As Pat teaches over the next couple of days, he’ll be writing and scribbling and drawing all over a digital copy that appears on the video screen adjacent to him. I try not to peek ahead on what we may be learning. Although I have a general idea of the topics that will be covered, I want every page turn to be a surprise.
If you’re anything like me, you find great happiness in the little things in life: like a page turn revealing new ways to think about my audio passions. This book is more than 40 pages in length, with plenty of white space to write notes (thank you!). It even includes a welcome letter from Brenda as well as a class-list of attendees with their contact info.
I don’t want to give too much away, but will note that the text starts with the likes of voltage dividers and the importance of impedance, and then continues on to explain decibel scales and the relationships between voltage and power.
One of the things I appreciate is that there are not only metaphorical comparisons but mathematical backing in many of the concepts. Understanding what is happening is essential, but understanding why it’s happening is indispensable.
The manual spends several pages stressing the concepts of grounding and why so many different disciplines refer to them in different terminology. I’m not afraid to admit that despite my love of technology, math, and electronics, some of the basics have flown under my radar for far too long. Many of these topics can be so abstract, which is why this document can end up being your best friend.
Additional topics covered include transfer functions, FIR filtering, and the nuances of measurement techniques – and so between them! Reviewing the contents as I’m writing this has led me to re-discover some things I may have glanced over too quickly during the seminar.
The real selling point, however, is the conversation surrounding the manual. At the end of the day, it’s an aid. Pat is the true educator. He explained so many things that aren’t in the text that I wrote down as quickly as possible. It’s so obvious that he cares about the learning process and gives his all to supply his students with the tools they need to do their work, and far more. I wish that all fledgling engineers and techs could experience this education.
Pat offers a few signature sayings, including “It depends.” The answer to nearly any audio question begins with the phrase “It depends.” There are so many variables in this work that there are few absolute answers that extend beyond variability.
He also stressed the difference between objectivity and subjectivity – in our field, we must know when to be subjective (an opinion) and objective (factual). While this seminar focused primarily on the science (objectivity) side of audio, there were definitely times where we simply couldn’t avoid the artistic (subjective) side.
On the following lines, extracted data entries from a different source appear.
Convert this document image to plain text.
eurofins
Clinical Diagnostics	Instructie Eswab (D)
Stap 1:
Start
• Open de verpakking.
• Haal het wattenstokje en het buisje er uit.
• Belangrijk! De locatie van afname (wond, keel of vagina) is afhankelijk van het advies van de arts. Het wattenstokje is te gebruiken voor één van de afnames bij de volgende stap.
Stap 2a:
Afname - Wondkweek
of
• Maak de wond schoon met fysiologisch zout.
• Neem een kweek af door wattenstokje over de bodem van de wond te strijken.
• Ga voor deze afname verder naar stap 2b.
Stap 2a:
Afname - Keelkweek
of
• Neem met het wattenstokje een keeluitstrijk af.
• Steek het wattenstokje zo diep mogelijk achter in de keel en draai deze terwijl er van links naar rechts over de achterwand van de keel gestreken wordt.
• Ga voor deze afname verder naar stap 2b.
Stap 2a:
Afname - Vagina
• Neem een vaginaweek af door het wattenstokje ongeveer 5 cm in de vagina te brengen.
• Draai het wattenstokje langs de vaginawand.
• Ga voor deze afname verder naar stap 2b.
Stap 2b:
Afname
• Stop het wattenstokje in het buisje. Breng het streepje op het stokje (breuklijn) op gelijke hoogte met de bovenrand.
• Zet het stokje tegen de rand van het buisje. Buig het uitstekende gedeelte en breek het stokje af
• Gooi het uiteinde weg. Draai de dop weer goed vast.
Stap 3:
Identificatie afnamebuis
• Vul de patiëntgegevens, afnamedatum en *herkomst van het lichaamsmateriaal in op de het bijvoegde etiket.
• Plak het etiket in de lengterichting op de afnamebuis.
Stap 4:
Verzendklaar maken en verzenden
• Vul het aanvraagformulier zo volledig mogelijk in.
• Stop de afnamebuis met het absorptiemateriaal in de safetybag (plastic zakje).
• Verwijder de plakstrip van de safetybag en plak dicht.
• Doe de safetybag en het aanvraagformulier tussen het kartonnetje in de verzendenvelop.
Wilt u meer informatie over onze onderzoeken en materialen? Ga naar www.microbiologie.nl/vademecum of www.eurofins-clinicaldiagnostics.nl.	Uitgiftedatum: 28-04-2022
Many more topics were covered in this seminar than I’m able to discuss here, but here’s one that I believe cannot be understated: Just because sound is happening doesn’t mean that it is correct. There are little things here and there done by engineers in the wild, but if you look for scientific explanations of these things, they’re often simply sub-optimal.
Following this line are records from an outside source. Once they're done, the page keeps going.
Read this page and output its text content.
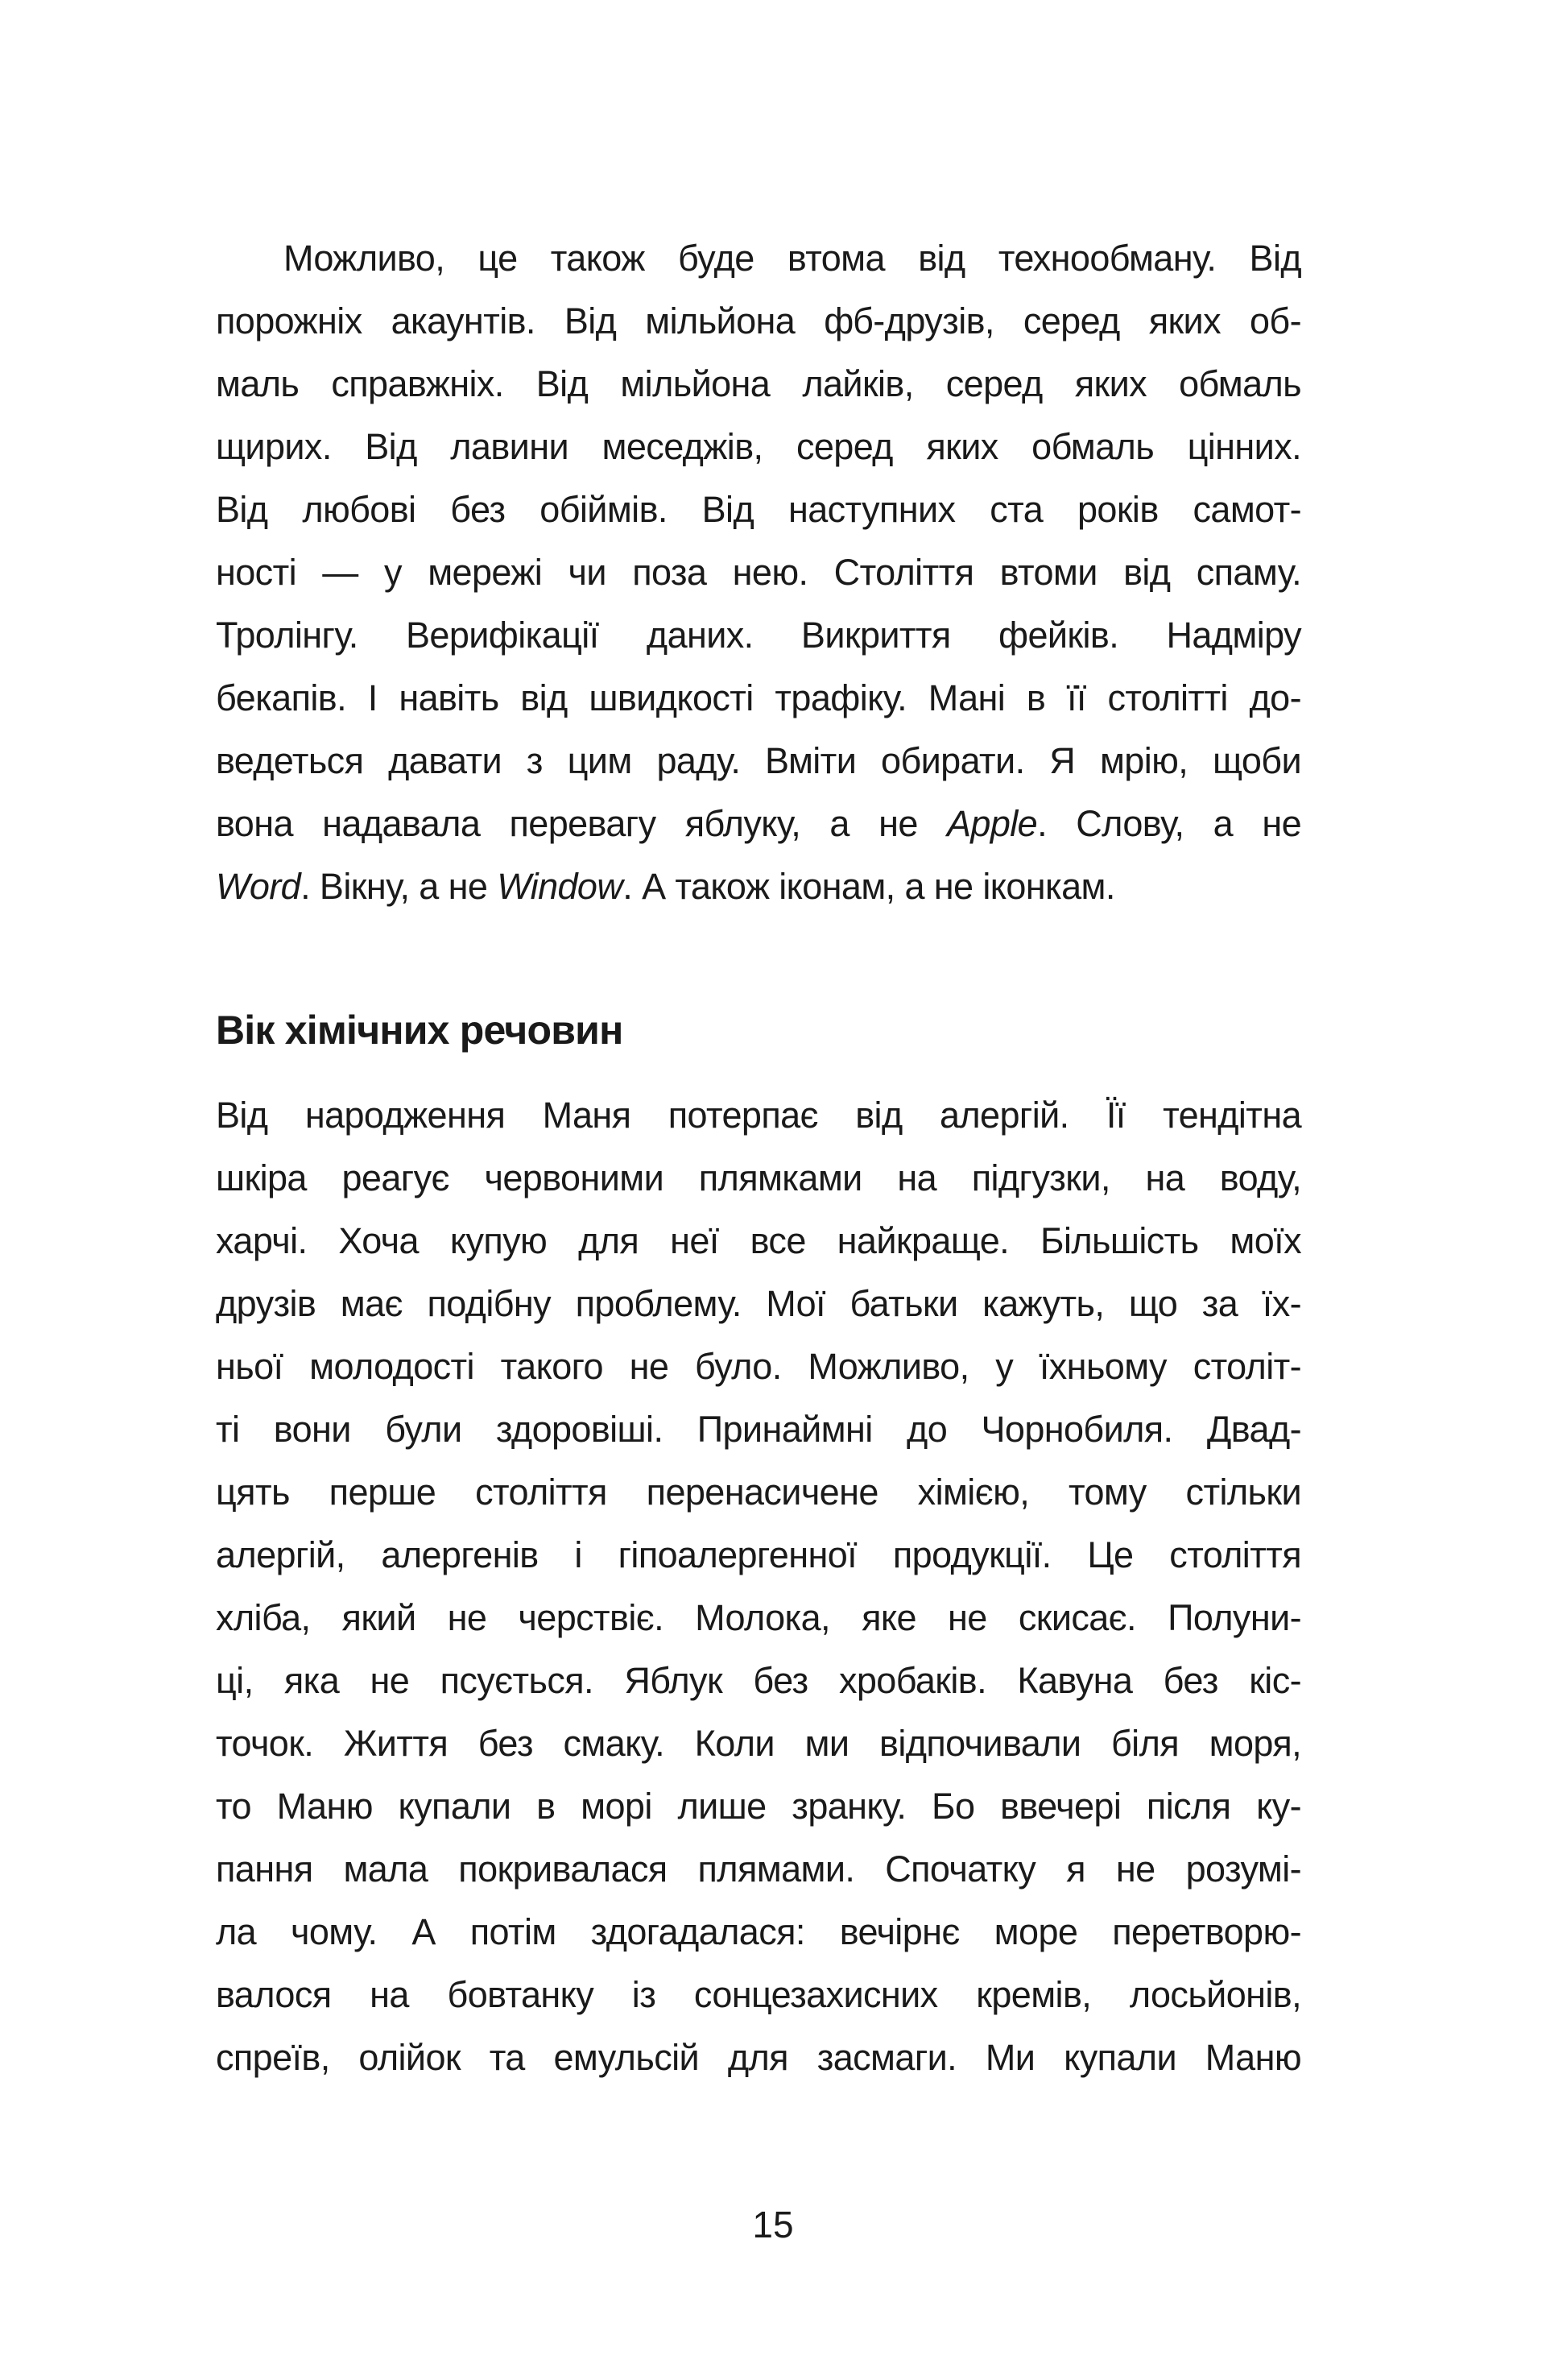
Можливо, це також буде втома від технообману. Від
порожніх акаунтів. Від мільйона фб-друзів, серед яких об-
маль справжніх. Від мільйона лайків, серед яких обмаль
щирих. Від лавини меседжів, серед яких обмаль цінних.
Від любові без обіймів. Від наступних ста років самот-
ності — у мережі чи поза нею. Століття втоми від спаму.
Тролінгу. Верифікації даних. Викриття фейків. Надміру
бекапів. І навіть від швидкості трафіку. Мані в її столітті до-
ведеться давати з цим раду. Вміти обирати. Я мрію, щоби
вона надавала перевагу яблуку, а не Apple. Слову, а не
Word. Вікну, а не Window. А також іконам, а не іконкам.
Вік хімічних речовин
Від народження Маня потерпає від алергій. Її тендітна
шкіра реагує червоними плямками на підгузки, на воду,
харчі. Хоча купую для неї все найкраще. Більшість моїх
друзів має подібну проблему. Мої батьки кажуть, що за їх-
ньої молодості такого не було. Можливо, у їхньому століт-
ті вони були здоровіші. Принаймні до Чорнобиля. Двад-
цять перше століття перенасичене хімією, тому стільки
алергій, алергенів і гіпоалергенної продукції. Це століття
хліба, який не черствіє. Молока, яке не скисає. Полуни-
ці, яка не псується. Яблук без хробаків. Кавуна без кіс-
точок. Життя без смаку. Коли ми відпочивали біля моря,
то Маню купали в морі лише зранку. Бо ввечері після ку-
пання мала покривалася плямами. Спочатку я не розумі-
ла чому. А потім здогадалася: вечірнє море перетворю-
валося на бовтанку із сонцезахисних кремів, лосьйонів,
спреїв, олійок та емульсій для засмаги. Ми купали Маню
15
For instance, I often see techs deploy Y-cable into an input on a console, which is a big no-no. It will technically work, yes, but it’s not great for the equipment nor will it provide an optimal signal.
In the course, we spent a solid 90 minutes on impedance and direct injection boxes, with Pat stressing that, “We should avoid esoteric solutions.” This is fantastic advice and it also happens to reflect many of my personal beliefs. Why go above and beyond the necessary technology?
Another insight from Pat: “You never get something for nothing. In life, or in audio.” Comical yet quite accurate. We soon passed from decibel definitions, moving on to crest factor and throttling – is it necessary, and if so, to what extent?” Pat emphasized always running the console as optimum as possible while letting the other stages of the signal chain do their job to make the SPL appropriate.
One of my favorite segments of the course covered DSP. It can be a valuable tool, but at least in my career, too often I’ve experienced such poorly-programmed units. We focused on crossovers in particular, which as Pat notes are“numerouno,” the most important part of the picture.
The class discussed and experimented with varied crossover functions, as well as different types of high-pass filters, how to read phase and impulse responses, and proper techniques for system equalization. We covered so many amazing things, which again is why it’s so great to have the manual at our fingertips to help in recalling important details.